David R. Henderson recently wondered what’s so special about current global temperatures, such that moderate warming will allegedly prove so damaging? After all, there have been larger swings in global temperatures in the past.
In the comments, the popular answer was that humans have adapted to the current climate. Thus, if the global average temperature that will in fact be achieved in the year 2100, had been the norm for thousands of years, then that would be one thing, but since people have settled in particular areas and adopted particular agricultural techniques etc., an increase to this (projected) temperature could be very harmful.
The major problem with this type of argument is that it ignores how much time people will have to adapt. I saw a funny stand-up bit where the comic said something like, “You know what the people on the coast should do when the sea level starts rising?” And then he took a big step backwards, on the stage.

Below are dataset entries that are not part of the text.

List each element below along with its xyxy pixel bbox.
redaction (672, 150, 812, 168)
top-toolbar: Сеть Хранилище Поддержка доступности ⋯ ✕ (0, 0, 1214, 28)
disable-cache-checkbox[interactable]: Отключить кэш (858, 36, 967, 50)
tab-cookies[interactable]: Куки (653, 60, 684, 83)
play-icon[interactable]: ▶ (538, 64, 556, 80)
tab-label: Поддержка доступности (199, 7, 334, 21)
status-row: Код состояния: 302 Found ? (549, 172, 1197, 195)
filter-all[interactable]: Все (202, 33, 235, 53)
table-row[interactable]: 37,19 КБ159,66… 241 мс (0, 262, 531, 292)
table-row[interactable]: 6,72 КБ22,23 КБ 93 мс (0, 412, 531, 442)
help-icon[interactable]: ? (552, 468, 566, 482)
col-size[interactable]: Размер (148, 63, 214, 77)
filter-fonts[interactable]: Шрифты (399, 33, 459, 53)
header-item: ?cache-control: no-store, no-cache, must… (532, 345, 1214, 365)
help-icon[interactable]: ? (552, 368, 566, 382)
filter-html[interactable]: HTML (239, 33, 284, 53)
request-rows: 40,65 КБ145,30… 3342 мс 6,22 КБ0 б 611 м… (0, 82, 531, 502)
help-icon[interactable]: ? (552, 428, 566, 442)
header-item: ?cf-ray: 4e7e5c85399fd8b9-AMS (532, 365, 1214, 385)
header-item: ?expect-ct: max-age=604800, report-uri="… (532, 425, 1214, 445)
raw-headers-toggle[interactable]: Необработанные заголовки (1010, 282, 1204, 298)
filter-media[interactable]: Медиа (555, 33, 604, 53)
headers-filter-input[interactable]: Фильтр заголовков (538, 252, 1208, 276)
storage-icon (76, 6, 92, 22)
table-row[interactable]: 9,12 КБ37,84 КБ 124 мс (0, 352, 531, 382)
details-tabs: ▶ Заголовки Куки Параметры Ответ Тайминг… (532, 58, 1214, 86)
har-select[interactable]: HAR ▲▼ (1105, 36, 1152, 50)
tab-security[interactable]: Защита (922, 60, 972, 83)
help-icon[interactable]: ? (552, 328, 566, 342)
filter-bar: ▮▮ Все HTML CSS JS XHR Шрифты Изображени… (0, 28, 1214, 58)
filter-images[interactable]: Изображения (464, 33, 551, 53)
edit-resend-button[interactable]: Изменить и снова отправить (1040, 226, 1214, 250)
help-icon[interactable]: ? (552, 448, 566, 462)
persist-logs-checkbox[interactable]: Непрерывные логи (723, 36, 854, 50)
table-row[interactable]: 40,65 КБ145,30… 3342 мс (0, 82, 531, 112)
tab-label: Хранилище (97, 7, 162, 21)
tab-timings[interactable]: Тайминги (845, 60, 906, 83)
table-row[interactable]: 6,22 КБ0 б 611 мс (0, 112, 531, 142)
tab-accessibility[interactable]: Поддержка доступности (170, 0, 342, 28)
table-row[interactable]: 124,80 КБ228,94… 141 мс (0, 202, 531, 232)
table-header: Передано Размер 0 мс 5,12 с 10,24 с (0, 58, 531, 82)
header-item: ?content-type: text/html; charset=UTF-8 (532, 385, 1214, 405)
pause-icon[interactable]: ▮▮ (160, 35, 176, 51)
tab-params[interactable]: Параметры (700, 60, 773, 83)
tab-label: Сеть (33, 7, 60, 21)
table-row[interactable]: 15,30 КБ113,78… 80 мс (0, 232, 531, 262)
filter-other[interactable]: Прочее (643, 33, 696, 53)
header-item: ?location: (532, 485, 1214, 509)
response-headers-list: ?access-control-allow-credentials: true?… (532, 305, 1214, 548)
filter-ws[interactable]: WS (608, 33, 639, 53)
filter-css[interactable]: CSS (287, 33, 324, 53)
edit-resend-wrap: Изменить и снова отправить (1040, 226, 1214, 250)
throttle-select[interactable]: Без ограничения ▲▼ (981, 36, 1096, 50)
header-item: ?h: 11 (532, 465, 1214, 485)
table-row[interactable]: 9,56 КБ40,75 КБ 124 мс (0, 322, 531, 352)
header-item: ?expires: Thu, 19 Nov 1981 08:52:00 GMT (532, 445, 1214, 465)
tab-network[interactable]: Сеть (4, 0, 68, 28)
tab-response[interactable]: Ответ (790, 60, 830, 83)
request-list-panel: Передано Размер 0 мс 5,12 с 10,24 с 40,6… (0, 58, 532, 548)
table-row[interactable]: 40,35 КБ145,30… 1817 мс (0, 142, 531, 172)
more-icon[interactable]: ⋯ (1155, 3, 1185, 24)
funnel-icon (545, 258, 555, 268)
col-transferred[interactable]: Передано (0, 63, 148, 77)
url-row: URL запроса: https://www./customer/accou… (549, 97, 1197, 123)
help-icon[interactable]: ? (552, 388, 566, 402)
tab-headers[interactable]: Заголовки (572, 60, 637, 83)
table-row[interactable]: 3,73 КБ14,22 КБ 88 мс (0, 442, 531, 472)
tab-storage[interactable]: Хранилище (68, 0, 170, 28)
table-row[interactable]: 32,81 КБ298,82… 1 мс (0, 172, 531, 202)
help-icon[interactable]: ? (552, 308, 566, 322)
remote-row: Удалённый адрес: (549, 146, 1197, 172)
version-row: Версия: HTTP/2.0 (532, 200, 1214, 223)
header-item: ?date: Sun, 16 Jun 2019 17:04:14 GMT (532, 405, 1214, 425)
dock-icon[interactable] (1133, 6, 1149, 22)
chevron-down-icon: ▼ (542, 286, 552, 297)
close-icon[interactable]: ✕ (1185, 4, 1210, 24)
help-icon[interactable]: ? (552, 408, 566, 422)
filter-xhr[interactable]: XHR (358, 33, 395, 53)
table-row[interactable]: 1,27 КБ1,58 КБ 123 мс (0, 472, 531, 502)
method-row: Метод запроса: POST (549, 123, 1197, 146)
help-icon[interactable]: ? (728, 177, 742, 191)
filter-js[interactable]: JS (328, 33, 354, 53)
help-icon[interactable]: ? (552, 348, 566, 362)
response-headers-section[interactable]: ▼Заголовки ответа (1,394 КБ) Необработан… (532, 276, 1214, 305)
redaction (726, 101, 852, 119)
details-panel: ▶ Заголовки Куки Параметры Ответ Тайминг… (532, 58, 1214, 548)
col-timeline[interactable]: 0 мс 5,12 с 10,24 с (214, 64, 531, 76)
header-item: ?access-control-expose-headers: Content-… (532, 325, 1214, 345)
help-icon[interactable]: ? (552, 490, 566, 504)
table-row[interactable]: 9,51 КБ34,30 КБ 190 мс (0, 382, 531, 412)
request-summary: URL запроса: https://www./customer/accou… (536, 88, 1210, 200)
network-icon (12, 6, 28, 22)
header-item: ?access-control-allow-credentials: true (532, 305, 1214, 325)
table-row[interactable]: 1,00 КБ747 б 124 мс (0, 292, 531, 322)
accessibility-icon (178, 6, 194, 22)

Adaptation is the only strategy that is guaranteed to be part of the world’s climate strategy. Using the most comprehensive set of data files ever compiled on mortality and its determinants over the course of the 20th century, this paper makes two primary discoveries. First, we find that the mortality effect of an extremely hot day declined by about 80% between 1900-1959 and 1960-2004. As a consequence, days with temperatures exceeding 90°F were responsible for about 600 premature fatalities annually in the 1960-2004 period, compared to the approximately 3,600 premature fatalities that would have occurred if the temperature-mortality relationship from before 1960 still prevailed. Second, the adoption of residential air conditioning (AC) explains essentially the entire decline in the temperature-mortality relationship. In contrast, increased access to electricity and health care seem not to affect mortality on extremely hot days. Residential AC appears to be both the most promising technology to help poor countries mitigate the temperature related mortality impacts of climate change and, because fossil fuels are the least expensive source of energy, a technology whose proliferation will speed up the rate of climate change. [Bold added.]